Die niedersächsische Landesregierung stellt im Jahr 2026 insgesamt 8,6 Millionen Euro für Maßnahmen zum Spracherwerb von Geflüchteten bereit, teilt die Landtagsabgeordnete Dr. Silke Lesemann aus Sehnde mit. Grundlage dafür ist die neue Richtlinie des Ministeriums für Wissenschaft und Kultur zur Förderung von Sprachkursen, die zum 1. März 2026 in Kraft tritt.
„Sprache ist der Schlüssel zu Integration. Wer sich im Alltag verständigen kann, findet schneller Arbeit, knüpft soziale Kontakt und kann sich aktiv in unserer Gesellschaft einbringen. Ich freue mich daher, dass Einrichtungen der Erwachsenenbildung nun ihre Kurse beantragen können. Geflüchtete in Laatzen, Pattensen und Sehnde erhalten so schnell Zugang zu passgenauen Deutschkursen“, erklärt die für Laatzen, Pattensen und Sehnde zuständige Dr. Lesemann. „Das ist gerade jetzt ein wichtiges Zeichen, da die weitere Finanzierung der Integrationskurse des Bundes fraglich ist.“ Und andererseits die Asylbewerber möglichweise früher arbeiten dürfen.

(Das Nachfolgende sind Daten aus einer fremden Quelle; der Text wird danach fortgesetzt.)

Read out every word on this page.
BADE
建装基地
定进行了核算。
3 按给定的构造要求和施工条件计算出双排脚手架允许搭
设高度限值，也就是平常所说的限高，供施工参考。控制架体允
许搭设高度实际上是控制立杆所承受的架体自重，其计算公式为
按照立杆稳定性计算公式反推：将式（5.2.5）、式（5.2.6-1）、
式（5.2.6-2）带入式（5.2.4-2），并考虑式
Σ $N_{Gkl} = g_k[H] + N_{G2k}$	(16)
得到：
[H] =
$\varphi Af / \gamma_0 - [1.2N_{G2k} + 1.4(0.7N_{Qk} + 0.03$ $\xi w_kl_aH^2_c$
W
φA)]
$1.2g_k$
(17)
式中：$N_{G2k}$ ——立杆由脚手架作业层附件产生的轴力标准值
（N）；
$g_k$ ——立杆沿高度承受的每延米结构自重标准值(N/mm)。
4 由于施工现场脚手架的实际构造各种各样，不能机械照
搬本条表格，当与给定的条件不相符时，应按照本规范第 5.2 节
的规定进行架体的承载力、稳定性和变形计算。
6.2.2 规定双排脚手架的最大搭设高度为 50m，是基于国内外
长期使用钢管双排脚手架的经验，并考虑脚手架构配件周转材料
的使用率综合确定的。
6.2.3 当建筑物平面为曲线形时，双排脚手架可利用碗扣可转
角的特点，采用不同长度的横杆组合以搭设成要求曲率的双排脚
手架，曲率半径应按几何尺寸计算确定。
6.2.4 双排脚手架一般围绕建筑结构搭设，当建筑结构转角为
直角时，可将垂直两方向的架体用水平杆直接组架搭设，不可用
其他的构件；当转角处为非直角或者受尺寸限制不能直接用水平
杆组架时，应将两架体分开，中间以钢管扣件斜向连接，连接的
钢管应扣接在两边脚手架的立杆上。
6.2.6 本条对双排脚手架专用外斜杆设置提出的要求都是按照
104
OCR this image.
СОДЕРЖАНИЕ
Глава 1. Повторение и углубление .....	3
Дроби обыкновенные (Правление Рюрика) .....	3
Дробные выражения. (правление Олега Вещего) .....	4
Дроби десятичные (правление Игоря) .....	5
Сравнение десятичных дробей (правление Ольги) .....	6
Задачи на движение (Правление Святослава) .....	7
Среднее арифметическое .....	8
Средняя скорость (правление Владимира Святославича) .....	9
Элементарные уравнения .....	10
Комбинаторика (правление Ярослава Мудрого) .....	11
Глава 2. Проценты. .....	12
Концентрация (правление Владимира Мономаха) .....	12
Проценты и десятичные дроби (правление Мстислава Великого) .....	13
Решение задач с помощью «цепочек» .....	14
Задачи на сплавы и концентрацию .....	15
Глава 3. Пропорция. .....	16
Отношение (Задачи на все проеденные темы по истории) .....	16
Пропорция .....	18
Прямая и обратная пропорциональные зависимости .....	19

Die anerkannten Einrichtungen der Erwachsenenbildung können die Mittel für Kurse beantragen, die ganz auf die Bedarfe und Bedürfnisse der Teilnehmer vor Ort zugeschnitten sind. Damit ermöglicht das Land niedersachsenweit zielgruppengerechte, niedrigschwellige Deutschkurse für erwachsene Geflüchtete und – sofern Kapazitäten bestehen – auch für weitere Zugewanderte. Der Umfang der Sprachkurse kann 50 bis 500 Unterrichtsstunden betragen, wobei Grundkenntnisse vermittelt oder höhere Sprachniveaus angestrebt werden können, zum Beispiel mit dem Ziel der Aufnahme eines Hochschulstudiums oder einer qualifizierten Berufsausbildung. Die Kurse können in Teil- oder Vollzeit sowie schul- oder ausbildungsbegleitend stattfinden, online oder in Präsenz erfolgen und integrieren je nach Bedarf Elemente wie Einstufungstests, begleitende Kinderbetreuung und berufliche Orientierung. Voraussetzung für die Teilnahme an den landesgeförderten Sprachkursen ist, dass kein Zugang zu Bundesangeboten wie Integrations- oder Berufssprachkursen besteht oder dort Wartezeiten von mehr als drei Monaten vorliegen.